Harmoniser la promotion des microentreprises avec la stratégie d’émergence
industrielle des gouvernorats ciblés. Un plan d’action annuel sera élaboré dans
le cadre d’une approche participative impliquant les principaux acteurs
intervenants (Institutions de micro finance (IMF), CDC-Emergence, Pôle de
compétitivité, Véhicules d’investissements régionaux, secteur privé…)

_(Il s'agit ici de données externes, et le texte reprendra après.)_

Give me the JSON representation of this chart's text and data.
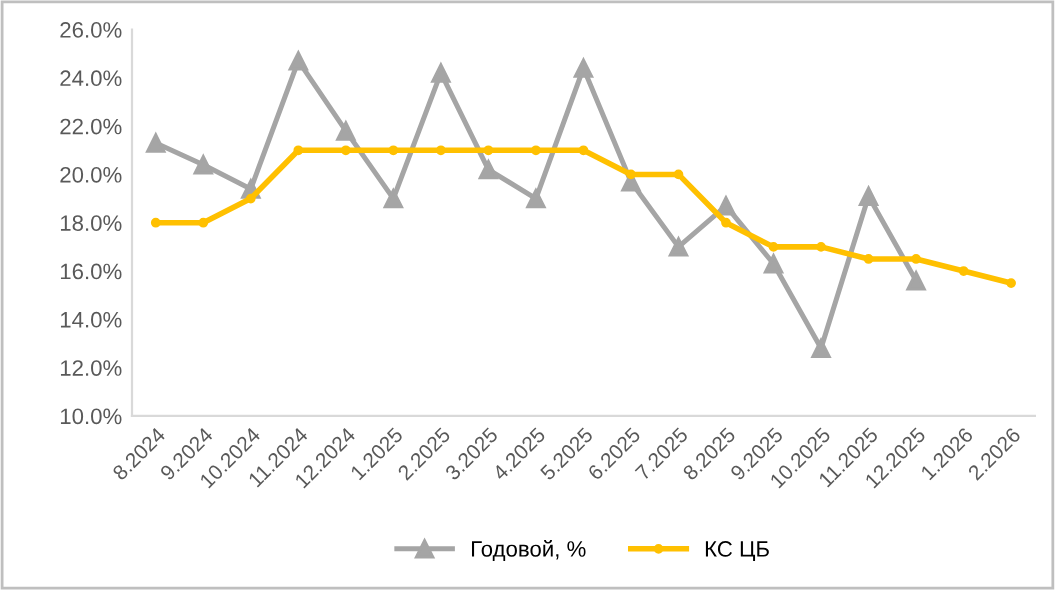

B/ Des propositions en aval des tissus productifs locaux: La mise en place d’un
socle de protection sociale minimum en faveur des populations vulnérables
travaillant dans le secteur informel

Un socle de protection sociale (sécurité de revenus et accès aux soins) dans les
gouvernorats à faibles tissus productifs dominé par les microentreprises,
permettra à bien de travailleurs et de gens d’entrer dans le secteur formel de
l’économie, d’améliorer leurs niveaux de compétence et relever le niveau de la
productivité.

Un socle de protection sociale ramènera à la baisse le coût d’opportunité du
secteur formel pour les salariés dans les microentreprises ce qui permettra à
ces dernières d’intégrer plus facilement le secteur formel et réussir leur
transition d’activités de subsistance à faible rendement à d’autres activités à
rendement plus élevé.

Création d’un fonds pour le développement des microentreprises dans les
gouvernorats à faibles tissus productifs

CDC-Emergence créera un fonds destiné à financer des prêts à taux zéro accordés
à un gestionnaire local de prêts (IMF). Ce dispositif vise à limiter la
sinistralité des microentreprises grâce à un accompagnement renforcé.